Should prophylactic amiodarone therapy be used to prevent atrial tachyarrhythmia after cardiac surgery?

    loading  Checking for direct PDF access through Ovid



Atrial tachyarrhythmia (AT) is the most frequent complication following cardiac surgery. Previous studies examining the effect of prophylactic amiodarone therapy on the development of atrial tachyarrhythmia were small and underpowered; further investigation is, therefore, needed.


To find out whether prophylactic amiodarone therapy can safely and effectively preclude the occurrence of AT in patients after cardiac surgery.


The Prophylactic Oral Amiodarone for the Prevention of Arrhythmias that Begin Early After Revascularization, Valve Replacement, or Repair (PAPABEAR) trial was a double-blind, placebo-controlled, single-center study. Patients scheduled for nonimmediate valve replacement or repair, CABG surgery, or both, were enrolled. Exclusion criteria included previous sustained AT, amiodarone therapy in the previous 3 months, and myocardial infarction within the previous 2 weeks.


Eligible patients were randomly assigned 10 mg/kg amiodarone daily or placebo. Treatment with the drug or placebo regimen was initiated 6 days before and continued for 6 days after surgery. Patients were also monitored continuously by telemetric electrocardiography for 6 days following surgery. Notably, randomization was stratified according to age, use of β-blockers before surgery and type of surgery. All analyses were done on the basis of intention to treat.


The main outcome was an episode of AT lasting 5 min or more that resulted in treatment and occurred in the 6 days following surgery.
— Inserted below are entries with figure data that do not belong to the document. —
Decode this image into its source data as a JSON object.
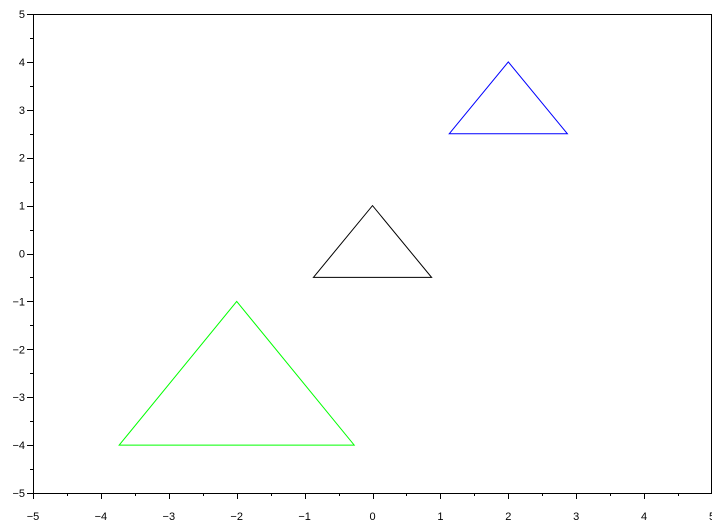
{
  "chart_data": {
    "type": "line",
    "title": "",
    "xlabel": "",
    "ylabel": "",
    "xlim": [
      -5,
      5
    ],
    "ylim": [
      -5,
      5
    ],
    "grid": false,
    "legend": "none",
    "x_ticks": [
      "−5",
      "−4",
      "−3",
      "−2",
      "−1",
      "0",
      "1",
      "2",
      "3",
      "4",
      "5"
    ],
    "y_ticks": [
      "−5",
      "−4",
      "−3",
      "−2",
      "−1",
      "0",
      "1",
      "2",
      "3",
      "4",
      "5"
    ],
    "series": [
      {
        "color": "#0000ff",
        "closed": true,
        "x": [
          1.13,
          2.0,
          2.87
        ],
        "y": [
          2.5,
          4.0,
          2.5
        ]
      },
      {
        "color": "#000000",
        "closed": true,
        "x": [
          -0.87,
          0.0,
          0.87
        ],
        "y": [
          -0.5,
          1.0,
          -0.5
        ]
      },
      {
        "color": "#00ff00",
        "closed": true,
        "x": [
          -3.73,
          -2.0,
          -0.27
        ],
        "y": [
          -4.0,
          -1.0,
          -4.0
        ]
      }
    ]
  }
}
In total, 299 patients received amiodarone therapy and 302 received placebo. Fewer patients in the amiodarone-therapy group developed AT than in the placebo group (48 [16.1%] versus 89 [29.5%]; hazard ratio [HR] 0.52, 95% CI 0.34-0.69; P<0.001). To prevent 1 patient from developing AT, the number needed to treat was 7.5 (95% CI 4.8-14.7). The reduced incidence of AT with amiodarone therapy was seen in each of the patient subgroups analyzed: age less than 65 years (19 [11.2%] versus 36 [21.1%]; HR 0.51, 95% CI 0.28-0.94; P = 0.02); age 65 years or more (28 [21.7%] versus 54 [41.2%]; HR 0.45, 95% CI 0.27-0.75; P<0.001); CABG surgery only (22 [11.3%] versus 46 [23.6%]; HR 0.45, 95% CI 0.26-0.79; P = 0.002); either valve replacement or repair, with or without CAGB surgery (25 [23.8%] versus 44 [44.1%]; HR 0.51, 95% CI 0.31-0.84; P = 0.008); β-blocker therapy before surgery (27 [15.3%] versus 42 [25%]; HR 0.58, 95% CI 0.34-0.99; P = 0.03); and absence of β-blocker therapy before surgery (20 [16.3%] versus 48 [35.8%]; HR 0.40, 95% CI 0.22-0.71; P<0.001). There were no differences in rehospitalization, in-hospital mortality, 1-year mortality or serious complications between the two treatment groups.


The authors conclude that prophylactic amiodarone therapy is a safe and effective treatment for reducing the incidence of AT in patients after cardiac surgery, regardless of age, previous β-blocker therapy or surgical intervention.